ちなみに今ここにいるのは俺とリアだけだ。
ラハさんはダンジョンの調整のお仕事。
そして俺と同じように〈水泳レベル3〉〈潜水レベル3〉を付与したルナは、セリィとダイゴを連れて島の入り江で遊んでいるはずだ。
安全のためにセリィとダイゴにも〈水泳レベル1〉を付与してあるし水着もプレゼントしてある。
マーメイド達にも面倒を見て貰うように頼んであるし安心だ。
入り江でマーメイドが引っ張るバナナボート浮き輪に乗る遊びとかを俺もしたかったんだが、ちょこっと相談のあった俺はリアに会いにきた訳だ。
「俺って仕入れの旅に出た事にしたじゃんか?」
「そうね、〈孤高〉の縄張りである隣国の港町まで行ってきたんでしょう? まぁそのおかげでここが海臭くなったんだからね? ……お寿司弁当は美味しかったけども……」
リアは魚介類を大量に持ち込んだ時の事を思い出したのか、少し不機嫌になってアホツル毛で再度ペシペシと俺の頭を叩いてきた。
鑑定のために魚介類を何度も何度も大量に持ち込んだのは悪かったと思っている。
うちのコアメニューで食材の簡易鑑定を出来るようになったし、同じ事は起きないから安心してくれ。
「ホムラに乗って飛んで行ったのは良いんだけどさぁ……考えてみれば普通は地上を行くだろ?」
「まぁそうねぇ、ここから隣国の港町まで果物を運ぶキャラバンを組んでいくとすると……結構日数かかるわね……」
リアは俺が言いたい事をすぐ理解してくれたようだ。
「そうなんだよ、つまり商材の仕入れという用事は終わったんだが、普通ならまだ港町に着いてすらいねーはずなんだよな、これで今帰ってきたら日数的に怪しいだろ?」
「なるほどねー、それなら港町からノンビリと地上を移動して寄り道しながら帰ってくればいいんじゃない? どうせ〈ルーム〉があればいつでもここに来られるんだし」
リアは欠伸をしながら答えてくる。
その下ではチビウルフがお腹を丸だしの格好で寝そべり、リアにお腹を撫でられて幸せそうにしている。

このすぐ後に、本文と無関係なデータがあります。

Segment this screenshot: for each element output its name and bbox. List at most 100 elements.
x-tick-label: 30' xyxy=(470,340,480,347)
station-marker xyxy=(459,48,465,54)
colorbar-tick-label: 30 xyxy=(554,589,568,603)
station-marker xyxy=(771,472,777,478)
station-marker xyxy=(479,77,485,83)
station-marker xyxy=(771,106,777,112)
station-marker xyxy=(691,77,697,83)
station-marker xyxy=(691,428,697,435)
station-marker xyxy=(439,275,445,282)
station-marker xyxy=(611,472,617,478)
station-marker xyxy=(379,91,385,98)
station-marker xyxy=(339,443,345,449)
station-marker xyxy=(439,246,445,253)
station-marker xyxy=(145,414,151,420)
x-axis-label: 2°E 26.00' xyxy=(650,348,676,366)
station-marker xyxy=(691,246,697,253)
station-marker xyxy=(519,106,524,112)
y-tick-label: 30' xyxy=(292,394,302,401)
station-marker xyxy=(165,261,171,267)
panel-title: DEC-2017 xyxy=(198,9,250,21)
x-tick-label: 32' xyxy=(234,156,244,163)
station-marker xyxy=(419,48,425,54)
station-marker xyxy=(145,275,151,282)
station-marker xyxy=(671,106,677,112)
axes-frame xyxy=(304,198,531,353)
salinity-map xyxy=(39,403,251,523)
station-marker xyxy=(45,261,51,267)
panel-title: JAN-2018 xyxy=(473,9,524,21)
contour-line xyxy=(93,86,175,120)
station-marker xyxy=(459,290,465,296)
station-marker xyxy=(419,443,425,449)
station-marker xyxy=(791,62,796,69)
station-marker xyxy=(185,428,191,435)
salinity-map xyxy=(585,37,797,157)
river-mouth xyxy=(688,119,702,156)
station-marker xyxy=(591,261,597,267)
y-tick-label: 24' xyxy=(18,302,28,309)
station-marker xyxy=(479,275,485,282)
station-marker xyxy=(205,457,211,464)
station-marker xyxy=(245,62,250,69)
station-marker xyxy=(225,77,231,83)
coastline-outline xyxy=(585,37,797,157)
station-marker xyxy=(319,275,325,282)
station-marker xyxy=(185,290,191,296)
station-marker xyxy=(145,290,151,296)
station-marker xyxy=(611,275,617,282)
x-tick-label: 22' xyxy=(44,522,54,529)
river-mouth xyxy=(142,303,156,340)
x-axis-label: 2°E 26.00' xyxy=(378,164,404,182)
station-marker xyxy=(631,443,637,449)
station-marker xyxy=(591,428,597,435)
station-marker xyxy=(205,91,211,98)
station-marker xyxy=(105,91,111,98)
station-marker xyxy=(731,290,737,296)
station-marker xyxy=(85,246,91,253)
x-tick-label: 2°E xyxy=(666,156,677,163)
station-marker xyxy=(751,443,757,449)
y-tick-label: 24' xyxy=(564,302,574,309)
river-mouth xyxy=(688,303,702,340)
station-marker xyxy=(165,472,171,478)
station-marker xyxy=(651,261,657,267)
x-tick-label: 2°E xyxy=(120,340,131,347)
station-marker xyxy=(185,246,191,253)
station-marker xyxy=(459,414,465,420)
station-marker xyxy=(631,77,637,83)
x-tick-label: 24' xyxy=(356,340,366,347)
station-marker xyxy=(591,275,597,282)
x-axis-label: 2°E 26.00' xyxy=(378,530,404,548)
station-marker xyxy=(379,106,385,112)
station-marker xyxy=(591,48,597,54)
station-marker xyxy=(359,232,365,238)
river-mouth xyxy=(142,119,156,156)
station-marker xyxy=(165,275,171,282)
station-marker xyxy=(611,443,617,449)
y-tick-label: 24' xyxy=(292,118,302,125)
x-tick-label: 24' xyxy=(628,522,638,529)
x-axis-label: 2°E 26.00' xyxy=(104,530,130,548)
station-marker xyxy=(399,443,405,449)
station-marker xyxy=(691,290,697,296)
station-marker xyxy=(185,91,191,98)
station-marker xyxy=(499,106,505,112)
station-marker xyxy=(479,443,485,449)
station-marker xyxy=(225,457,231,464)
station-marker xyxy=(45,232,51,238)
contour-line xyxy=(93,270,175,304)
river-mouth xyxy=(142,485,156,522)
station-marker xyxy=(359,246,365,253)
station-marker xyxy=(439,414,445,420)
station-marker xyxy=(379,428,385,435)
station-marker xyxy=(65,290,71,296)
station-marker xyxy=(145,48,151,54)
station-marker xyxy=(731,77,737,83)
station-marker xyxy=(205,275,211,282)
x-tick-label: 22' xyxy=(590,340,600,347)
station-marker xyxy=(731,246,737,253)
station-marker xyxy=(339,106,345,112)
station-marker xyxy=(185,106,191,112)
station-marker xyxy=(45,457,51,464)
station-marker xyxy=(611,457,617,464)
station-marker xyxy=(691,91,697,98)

「いや、だってさぁ隣国はリアの縄張りじゃないだろ? ホムラの縄張りも管理が面倒なのかあんまり広くないみたいだし、地上を出歩いて他のダンジョンマスターに目を付けられたら危なくねぇか?」
俺が心配なのはそこなんだよなぁ……人類としてはそこそこ強くなったけどもダンジョンマスターとしてはどれくらいなのかが分からんから無理できんのよ。
「街道を移動するだけなら別に大丈夫じゃない? ダンジョン以外を縄張り主張出来るのってそれなりに強いダンマスだけだし……というかねゼン」
リアが真剣な表情で俺に向き合う。
チビウルフはその気配を感じてなのか、起き上がるとリアから離れて行った。
「なんだ?」
「貴方もう個人の強さなら中堅のダンマス並みに強いからね?」
んん? リアが訳の分からない事を真剣な表情で言ってくる。
「はぁ!? そんな訳ないだろ? だって俺はまだこの世界に降り立って二カ月ちょいくらいの新人ダンマスだぜ?」
「……よく考えてみなさいよ、ゼンがこの世界に来てすぐダンジョンを作ったとして、二カ月でどれくらいのDPやレベル上げの経験値を稼げると思っているのよ、勿論私や〈孤高〉に出会っていない想定でね」
ふーむ……剪定を一旦終わりにしてチビトレントを脇に置き、リアの言った事を考えてみる。
この世界に降り立ってダンジョンを作る……あれは街道の側だったし、すぐダンジョンを作ってたら詰んでたよな?
魔素湧きスポットなんてそう簡単に見つからんから、人里に近い場所に移動して作ったとして、時給10DPちょいって感じだろうから……。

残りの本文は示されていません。